Every year, Top Marques Monaco manages to attract luxurious brands and models. The renowned event also showcased a new Italian hypercar, the Bertone GB110. Besides its stunning beauty, the hypercar has another remarkable feature that makes it highly intriguing: its ecological spirit. Yes, nowadays, hybrid and electric vehicles are a reality in the industry, but the approach to environmental respect takes a different form here.

From “bi” to Three-Dimensional

For almost two years, the project was the talk of the town following some detailed renderings. But transitioning from “bi” to three-dimensional is a vast leap. This is why enthusiasts were keen to see if the initially proclaimed qualities would hold up in reality. The company’s reputation, earned over years of distinguished service, suggested they would. After sadly going bankrupt in 2014, before rising from its ashes, the designers aimed to astonish visitors. Judging by the initial reactions, they succeeded.

On the occasion of the company’s 110th anniversary, the “stylists on four wheels” unveiled the GB110, and it must be said: it knows how to make an impression. The bodywork of the beast deviates from typical market clichés, and given the many expensive hypercars on sale, this already speaks volumes about its distinctive personality. The front exudes natural charisma with its narrow headlights and the thin extended section between the slightly raised lights above the hood, while the rear displays imposing strength.

Is the Engine from the Lamborghini Huracan? Clues Point to Yes

Previously, company spokespersons admitted to drawing inspiration from a pre-existing car, without specifying which one. We may have to live with this mystery, although the prevailing theory suggests it derives from the Lamborghini Huracan. This is implied by the “beating heart,” a ten-cylinder 5.2-liter engine augmented by a pair of turbochargers, capable of unleashing 1,100 HP and 1,100 Nm of peak torque.

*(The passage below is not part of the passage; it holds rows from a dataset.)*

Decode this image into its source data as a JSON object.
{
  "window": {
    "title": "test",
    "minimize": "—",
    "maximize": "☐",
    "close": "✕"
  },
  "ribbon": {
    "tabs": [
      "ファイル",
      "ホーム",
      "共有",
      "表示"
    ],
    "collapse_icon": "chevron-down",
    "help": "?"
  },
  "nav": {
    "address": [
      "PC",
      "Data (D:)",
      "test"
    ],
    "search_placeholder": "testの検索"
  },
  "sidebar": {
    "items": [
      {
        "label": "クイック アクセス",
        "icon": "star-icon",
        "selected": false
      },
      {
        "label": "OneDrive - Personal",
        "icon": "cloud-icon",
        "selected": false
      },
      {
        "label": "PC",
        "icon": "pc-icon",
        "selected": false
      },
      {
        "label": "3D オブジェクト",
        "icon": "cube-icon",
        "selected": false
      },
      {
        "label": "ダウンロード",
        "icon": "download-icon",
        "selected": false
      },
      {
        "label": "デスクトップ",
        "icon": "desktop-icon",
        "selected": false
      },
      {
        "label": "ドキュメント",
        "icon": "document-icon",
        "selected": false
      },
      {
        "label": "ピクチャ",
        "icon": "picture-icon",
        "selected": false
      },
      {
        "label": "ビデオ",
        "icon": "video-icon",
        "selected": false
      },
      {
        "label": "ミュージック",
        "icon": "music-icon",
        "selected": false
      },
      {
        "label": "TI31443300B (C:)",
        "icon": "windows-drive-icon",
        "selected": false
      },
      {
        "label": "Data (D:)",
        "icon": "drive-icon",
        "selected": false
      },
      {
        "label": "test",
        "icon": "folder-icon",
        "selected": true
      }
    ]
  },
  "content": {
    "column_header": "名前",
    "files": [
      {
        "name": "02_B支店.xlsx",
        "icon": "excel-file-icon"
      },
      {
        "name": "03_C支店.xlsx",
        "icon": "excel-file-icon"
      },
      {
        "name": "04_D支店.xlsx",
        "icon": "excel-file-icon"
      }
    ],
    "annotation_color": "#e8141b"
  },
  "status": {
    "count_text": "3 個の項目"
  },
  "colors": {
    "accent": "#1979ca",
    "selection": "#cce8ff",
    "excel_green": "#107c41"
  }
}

The design team claims it can accelerate from 0 to 100 km/h in 2.79 seconds, from 0 to 200 km/h in 6.79 seconds, and reach 300 km/h from a standstill in just 14 seconds. The top speed exceeds 380 km/h. The exuberance is delivered through a seven-speed dual-clutch transmission to all four wheels.

Impressive numbers, but almost overshadowed by the unique fuel system. Instead of relying on traditional gasoline and diesel, the engineers opted for something truly original: plastic waste. In collaboration with Select Fuel, the company developed a patented technology to convert polycarbonate materials into fossil fuel. Speaking about what motivated Bertone to take on this challenge, CEO Jean-Frank stated, “We believe that tackling pollution requires diverse solutions employing various technologies. Plastic waste must be treated as a valuable resource. Through our partnership with Select Fuel, we transform waste into its original form.”